September 2, 2016

In today’s digital age, everyone is connected – by computers, tablets and cell phones. These computing devices have upped the pace of an already fast moving world. Where it once took days, weeks or months to hear back via letter, it now takes a matter of seconds, minutes or hours via e-mail. Where you once had to take the time to listen to your voicemail, you can now send and receive a text message immediately on your phone. A quick response to a work or home life matter is no longer appreciated but expected.  In order for businesses to keep up with the pace, many employers now permit employees to gain access to work accounts on their personal computing devices, such as cell phones or tablets. For employers who permit this practice, the lines between what belongs to the employee and what belongs to the employer have blurred, especially when it comes to authority and access.

For instance, consider an employee who sets a password to sync her work email account to her personally owned cell phone. She personally owns the cell phone, but who has authority to control the work account on her device? What happens if she is terminated? Additionally, does she have the authority to share her account password for legitimate work purposes?

The Ninth Circuit Court of Appeals, in two back-to-back decisions, recently sought to provide some clarity to these types of issues as they relate to the Computer Fraud and Abuse Act (CFAA), a statute designed to prevent computer hacking that imposes liability on people who knowingly access computers without permission. First the court held in United States v. Nosal that the CFAA criminalizes unauthorized access to employer networks by former employees. Nosal involved a former employee who, after leaving his company to sign on with a competitor, used the password of his former executive assistant to gain access to proprietary and confidential information from his former employer. The court determined that, despite having permission and a password from the executive assistant, Nosal did not have authority to access the network. The court determined that Nosal’s authority was revoked when he left the company and explained that his use of a third party did not shield him from liability under the CFAA.

Following Nosal, many questioned to what extent password sharing could be actionable. The court provided further clarification in Facebook v. Power Ventures, its second recent decision. In that case, Power Ventures, a site where users could access contacts from their various social networking platforms in one location, was creating events and sending out messages through its users’ Facebook accounts. Upon discovering this, Facebook sent a cease and desist letter demanding Power Ventures stop soliciting over its site. In an effort to clarify “authorized access” the court explained that initially user permission gave Power Ventures implied authorization to access its users’ Facebook accounts. However, Facebook affirmatively revoked that authorization through its cease and desist letter. Thus, any access following the cease and desist letter was unauthorized in violation of the CFAA.

Following both cases, one thing is clear regarding authorized access.
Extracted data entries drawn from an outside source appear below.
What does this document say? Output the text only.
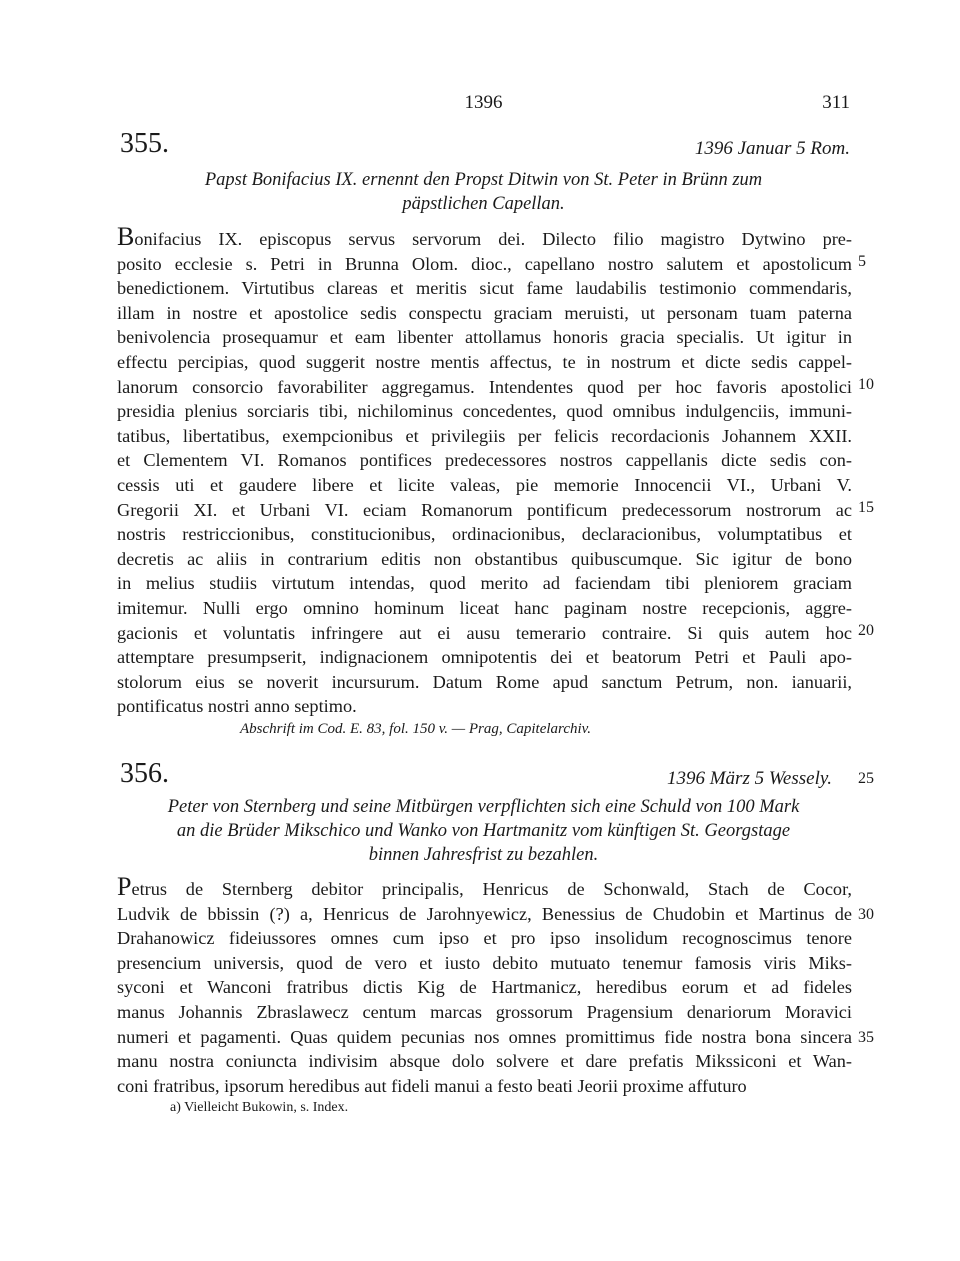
1396	311
355.	1396 Januar 5 Rom.
Papst Bonifacius IX. ernennt den Propst Ditwin von St. Peter in Brünn zum
päpstlichen Capellan.
Bonifacius IX. episcopus servus servorum dei. Dilecto filio magistro Dytwino pre-
posito ecclesie s. Petri in Brunna Olom. dioc., capellano nostro salutem et apostolicum
benedictionem. Virtutibus clareas et meritis sicut fame laudabilis testimonio commendaris,
illam in nostre et apostolice sedis conspectu graciam meruisti, ut personam tuam paterna
benivolencia prosequamur et eam libenter attollamus honoris gracia specialis. Ut igitur in
effectu percipias, quod suggerit nostre mentis affectus, te in nostrum et dicte sedis cappel-
lanorum consorcio favorabiliter aggregamus. Intendentes quod per hoc favoris apostolici
presidia plenius sorciaris tibi, nichilominus concedentes, quod omnibus indulgenciis, immuni-
tatibus, libertatibus, exempcionibus et privilegiis per felicis recordacionis Johannem XXII.
et Clementem VI. Romanos pontifices predecessores nostros cappellanis dicte sedis con-
cessis uti et gaudere libere et licite valeas, pie memorie Innocencii VI., Urbani V.
Gregorii XI. et Urbani VI. eciam Romanorum pontificum predecessorum nostrorum ac
nostris restriccionibus, constitucionibus, ordinacionibus, declaracionibus, volumptatibus et
decretis ac aliis in contrarium editis non obstantibus quibuscumque. Sic igitur de bono
in melius studiis virtutum intendas, quod merito ad faciendam tibi pleniorem graciam
imitemur. Nulli ergo omnino hominum liceat hanc paginam nostre recepcionis, aggre-
gacionis et voluntatis infringere aut ei ausu temerario contraire. Si quis autem hoc
attemptare presumpserit, indignacionem omnipotentis dei et beatorum Petri et Pauli apo-
stolorum eius se noverit incursurum. Datum Rome apud sanctum Petrum, non. ianuarii,
pontificatus nostri anno septimo.
Abschrift im Cod. E. 83, fol. 150 v. — Prag, Capitelarchiv.
356.	1396 März 5 Wessely.
Peter von Sternberg und seine Mitbürgen verpflichten sich eine Schuld von 100 Mark
an die Brüder Mikschico und Wanko von Hartmanitz vom künftigen St. Georgstage
binnen Jahresfrist zu bezahlen.
Petrus de Sternberg debitor principalis, Henricus de Schonwald, Stach de Cocor,
Ludvik de bbissin (?) a, Henricus de Jarohnyewicz, Benessius de Chudobin et Martinus de
Drahanowicz fideiussores omnes cum ipso et pro ipso insolidum recognoscimus tenore
presencium universis, quod de vero et iusto debito mutuato tenemur famosis viris Miks-
syconi et Wanconi fratribus dictis Kig de Hartmanicz, heredibus eorum et ad fideles
manus Johannis Zbraslawecz centum marcas grossorum Pragensium denariorum Moravici
numeri et pagamenti. Quas quidem pecunias nos omnes promittimus fide nostra bona sincera
manu nostra coniuncta indivisim absque dolo solvere et dare prefatis Mikssiconi et Wan-
coni fratribus, ipsorum heredibus aut fideli manui a festo beati Jeorii proxime affuturo
a) Vielleicht Bukowin, s. Index.
5
10
15
20
25
30
35
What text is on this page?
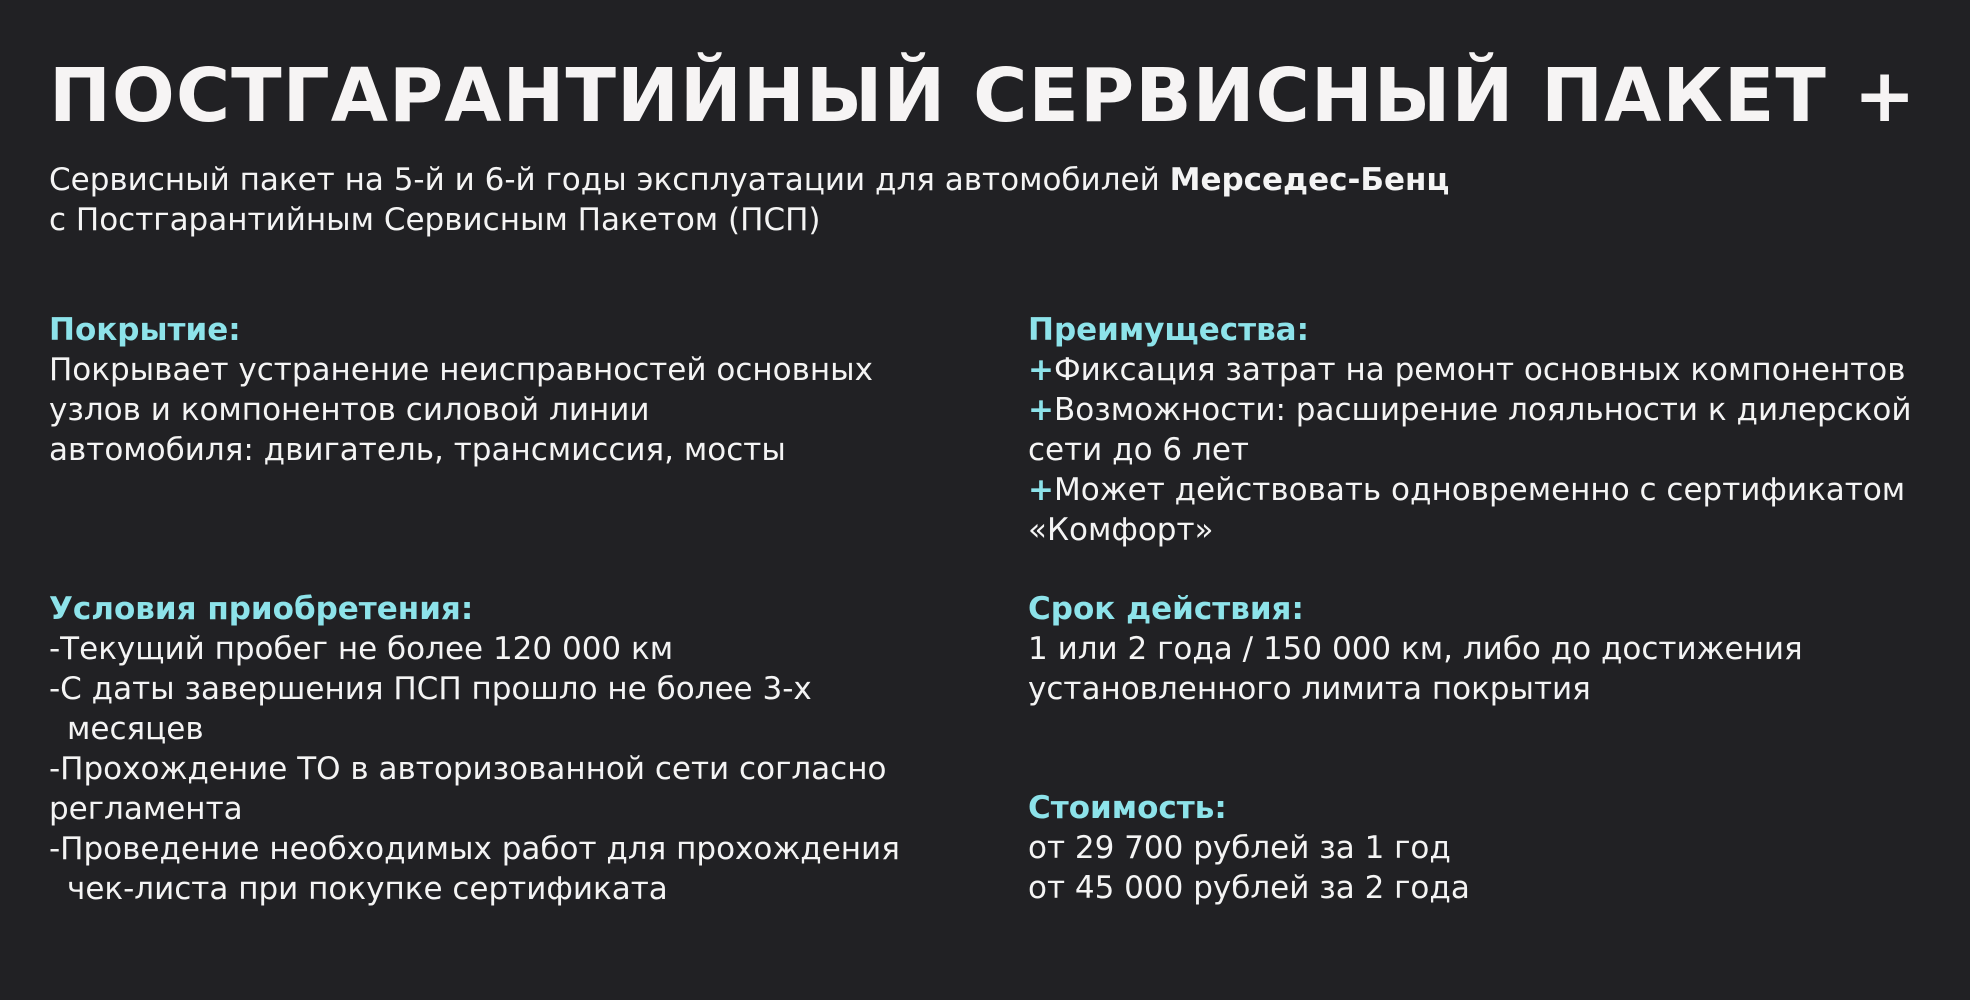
ПОСТГАРАНТИЙНЫЙ СЕРВИСНЫЙ ПАКЕТ +
Сервисный пакет на 5-й и 6-й годы эксплуатации для автомобилей Мерседес-Бенц
с Постгарантийным Сервисным Пакетом (ПСП)
Покрытие:
Покрывает устранение неисправностей основных
узлов и компонентов силовой линии
автомобиля: двигатель, трансмиссия, мосты
Преимущества:
+Фиксация затрат на ремонт основных компонентов
+Возможности: расширение лояльности к дилерской
сети до 6 лет
+Может действовать одновременно с сертификатом
«Комфорт»
Условия приобретения:
-Текущий пробег не более 120 000 км
-С даты завершения ПСП прошло не более 3-х
месяцев
-Прохождение ТО в авторизованной сети согласно
регламента
-Проведение необходимых работ для прохождения
чек-листа при покупке сертификата
Срок действия:
1 или 2 года / 150 000 км, либо до достижения
установленного лимита покрытия
Стоимость:
от 29 700 рублей за 1 год
от 45 000 рублей за 2 года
Affirmative revocation is the best way for an employer to maintain a claim for unauthorized access under the CFAA.


  • Create a bright line policy that informs employees what exactly they are authorized to access.
  • Any employer that permits its employees to sync up to a work network through a personal computing device should create a policy detailing the scope of authorized access and potential consequences for access that is unauthorized or that exceeds the employee’s authorization.
  • Prepare an affirmative revocation statement for employees to read and sign upon suspension, termination or resignation.